June 2014. Nest buys Dropcam. Google owns Nest.
http://www.forbes.com/sites/marcoch...isition-of-dropcam-scares-the-heck-out-of-me/
Its nice to see that they are upgrading their cams...though dropcam will never be a replacement for personal vms servers unless they lower the cost of recording...300 a year for 30 days of recording is way too much...150 for each additional camera...and add outdoor cams..if all the user wants is a single indoor camera and 10 days of recording then 100 a year is not all that terrible..but for multiple cameras it adds up fast.
Its nice to see that they are upgrading their cams...though dropcam will never be a replacement for personal vms servers unless they lower the cost of recording...300 a year for 30 days of recording is way too much...150 for each additional camera...and add outdoor cams..if all the user wants is a single indoor camera and 10 days of recording then 100 a year is not all that terrible..but for multiple cameras it adds up fast.
I agree that its not ideal for most installs..but for a single camera system for a non techie who only needs 10 days of recording its the most efficient way to do it and have the video upload to the cloud with no additional hardware...Zero control is what these type of people need...they dont want to make any decisions...they want to plug it in and have it work...I call it the stupid tax...If it is anything like Nest, there will be pretty much zero control over how it operates.
And don't get me started on "the cloud". I pay SugarSync $90/year for 250 GB. (Haven't shopped this for a while, so this may not be a great deal anymore.).

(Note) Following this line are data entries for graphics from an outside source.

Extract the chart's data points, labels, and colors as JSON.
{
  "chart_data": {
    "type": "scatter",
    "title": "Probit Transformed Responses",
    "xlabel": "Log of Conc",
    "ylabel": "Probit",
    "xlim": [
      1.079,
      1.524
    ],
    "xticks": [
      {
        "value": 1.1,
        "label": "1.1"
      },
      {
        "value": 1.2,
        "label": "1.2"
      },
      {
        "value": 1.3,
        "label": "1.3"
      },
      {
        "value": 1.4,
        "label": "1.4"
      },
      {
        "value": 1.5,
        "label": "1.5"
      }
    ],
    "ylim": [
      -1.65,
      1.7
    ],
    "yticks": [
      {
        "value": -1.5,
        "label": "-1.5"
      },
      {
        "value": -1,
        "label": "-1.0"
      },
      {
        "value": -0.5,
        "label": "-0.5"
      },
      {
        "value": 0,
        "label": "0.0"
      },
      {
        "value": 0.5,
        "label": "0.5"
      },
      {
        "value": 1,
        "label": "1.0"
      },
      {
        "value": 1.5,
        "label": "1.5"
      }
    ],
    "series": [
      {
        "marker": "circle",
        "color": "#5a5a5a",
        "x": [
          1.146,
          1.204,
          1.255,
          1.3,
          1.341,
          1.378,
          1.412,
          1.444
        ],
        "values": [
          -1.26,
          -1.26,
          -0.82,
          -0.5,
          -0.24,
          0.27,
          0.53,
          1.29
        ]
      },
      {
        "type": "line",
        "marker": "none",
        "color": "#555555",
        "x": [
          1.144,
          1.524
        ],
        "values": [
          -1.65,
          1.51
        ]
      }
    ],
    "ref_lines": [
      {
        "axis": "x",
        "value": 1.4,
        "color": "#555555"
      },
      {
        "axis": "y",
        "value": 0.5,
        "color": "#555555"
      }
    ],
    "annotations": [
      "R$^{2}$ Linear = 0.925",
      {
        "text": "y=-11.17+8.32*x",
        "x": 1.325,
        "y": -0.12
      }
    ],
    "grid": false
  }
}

It would take me less than a minute to set up my BI folder to sync to SS. (Open SS, click add folder, browse to the BI folder, click OK...done). The person that re-branded remote file hosting and thin client as "the cloud" is the marketeer of the century.
I pay SugarSync $90/year for 250 GB. (Haven't shopped this for a while, so this may not be a great deal anymore.).

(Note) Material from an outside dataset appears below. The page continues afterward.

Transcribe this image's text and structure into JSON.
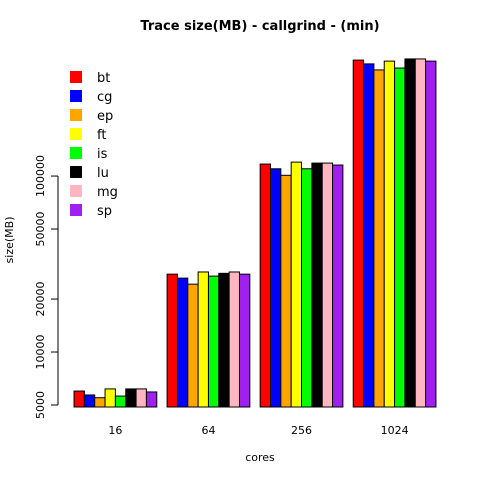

Nice..That is not terrible, but not great anymore. Google Drive and Dropbox pricing is comparable, but Microsoft OneDrive blows it away. With an Office 365 Personal subscription ($70/year) you get 1 TB which is apparently soon to be bumped up to "unlimited" storage.
Sources:
https://preview.onedrive.com/
https://onedrive.live.com/about/en-us/plans/
That is not terrible, but not great anymore. Google Drive and Dropbox pricing is comparable, but Microsoft OneDrive blows it away. With an Office 365 Personal subscription ($70/year) you get 1 TB which is apparently soon to be bumped up to "unlimited" storage.
Sources:
https://preview.onedrive.com/
https://onedrive.live.com/about/en-us/plans/
I wouldn't be surprised to see that MS has small print that says you can only store Office documents in the One Drive account.